Das Verkehrssicherheitsprogramm „Toter Winkel“ des ADAC – Unsere vierten Klassen lernen die Gefahr des Todes-Winkels kennen

Immer wieder kommt es zu schweren Verkehrsunfällen, weil Bus-, Auto- oder LKW-Fahrer beim Abbiegen Fußgänger oder Radfahrer übersehen, die sich im toten Winkel befinden. Um unseren Viertklässlerinnen und Viertklässlern die Gefahren des „Todes-Winkels“ bewusst zu machen, eignete sich deshalb das Verkehrssicherheitsprogramm des ADAC Nordbayern sehr gut. Während des 60 Minuten dauerenden Programms, an dem jede der vierten Klassen teilnahm, erlebten die jungen Verkehrsteilnehmerinnen und -teilnehmer live, wie gefährlich der Bereich des toten Winkels ist.

Hierzu wurde zunächst mit ihnen der Begriff erarbeitet und besprochen. Den Schülerinnen und Schülern war schnell klar, dass es sich um einen sehr bedrohlichen Aspekt im Straßenverkehr handelt, der sie auch das Leben kosten kann. Um die Theorie zu veranschaulichen, versuchten die Kinder den Umfang des toten Winkels mit Hilfe kleiner Pylonen um einen Bus herum abzustecken.
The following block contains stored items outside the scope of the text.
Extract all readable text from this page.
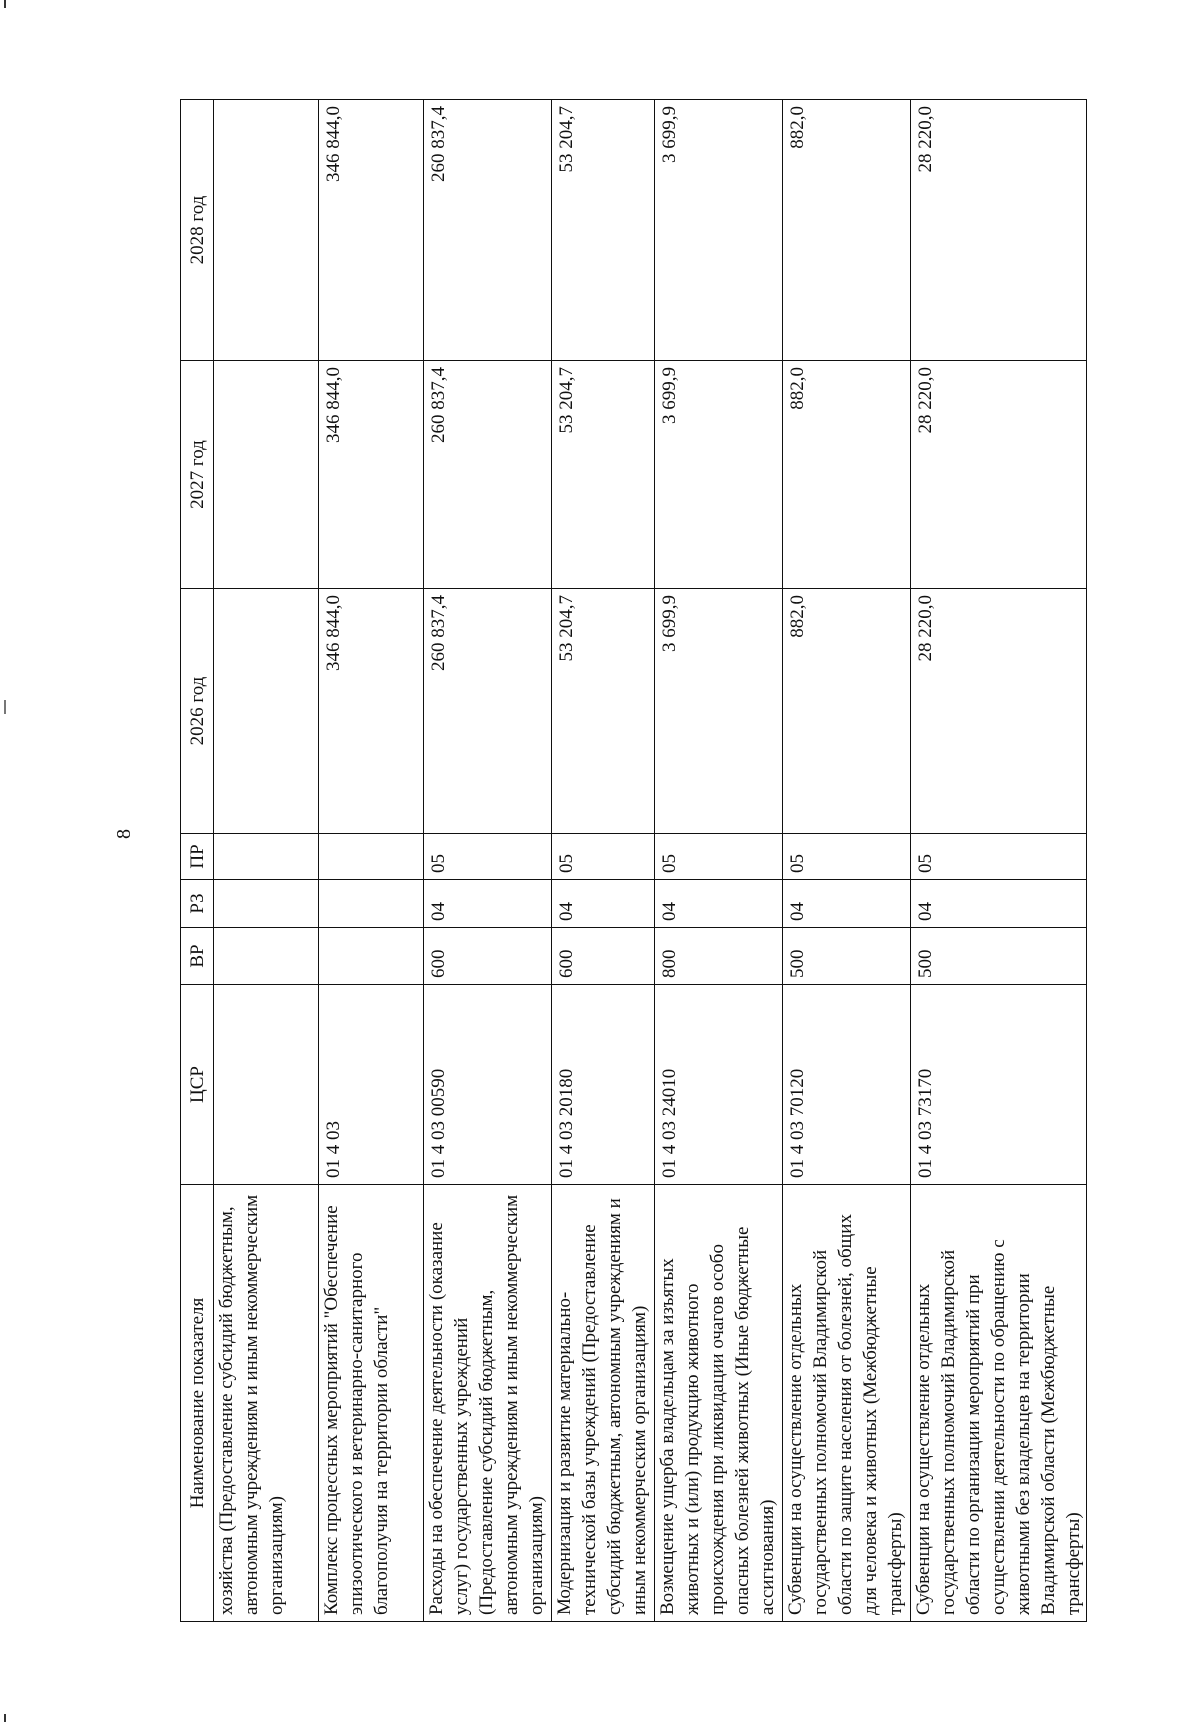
8
Наименование показателя	ЦСР	ВР	РЗ	ПР	2026 год	2027 год	2028 год
хозяйства (Предоставление субсидий бюджетным, автономным учреждениям и иным некоммерческим организациям)							
Комплекс процессных мероприятий "Обеспечение эпизоотического и ветеринарно-санитарного благополучия на территории области"	01 4 03				346 844,0	346 844,0	346 844,0
Расходы на обеспечение деятельности (оказание услуг) государственных учреждений (Предоставление субсидий бюджетным, автономным учреждениям и иным некоммерческим организациям)	01 4 03 00590	600	04	05	260 837,4	260 837,4	260 837,4
Модернизация и развитие материально-технической базы учреждений (Предоставление субсидий бюджетным, автономным учреждениям и иным некоммерческим организациям)	01 4 03 20180	600	04	05	53 204,7	53 204,7	53 204,7
Возмещение ущерба владельцам за изъятых животных и (или) продукцию животного происхождения при ликвидации очагов особо опасных болезней животных (Иные бюджетные ассигнования)	01 4 03 24010	800	04	05	3 699,9	3 699,9	3 699,9
Субвенции на осуществление отдельных государственных полномочий Владимирской области по защите населения от болезней, общих для человека и животных (Межбюджетные трансферты)	01 4 03 70120	500	04	05	882,0	882,0	882,0
Субвенции на осуществление отдельных государственных полномочий Владимирской области по организации мероприятий при осуществлении деятельности по обращению с животными без владельцев на территории Владимирской области (Межбюджетные трансферты)	01 4 03 73170	500	04	05	28 220,0	28 220,0	28 220,0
Diesen hatte die Schulleitung im Vorfeld von der Firma Cermak organisiert. Der Moderator des ADAC ging anschließend mit den Schülerinnen und Schülern die einzelnen Gefahrenbereiche rund um den Bus ab. Um den gesamten Bereich des toten Winkels gut sichtbar zu demonstrieren, wurde schließlich eine gelbe Plane in entsprechender Größe, neben dem Bus platziert, auf die sich die Verkehrsneulinge stellten. Alle Kinder waren vom enormen Umfang des Todes-Winkels sehr überrascht und auch erschrocken. Nun durften die Schülerinnen und Schüler in Zweierteams auf dem Fahrersitz des Busses Platz nehmen und erleben, dass die ganze Klasse mit jeweils rund 20 Schülerinnen und Schülern aus der Perspektive des Fahrenden nicht zu sehen war.

Das für Schulen kostenlose Angebot des ADAC eignete sich gut, um die Viertklässlerinnen und Viertklässler über den toten Winkel aufzuklären und sie auf den Straßenverkehr vorzubereiten.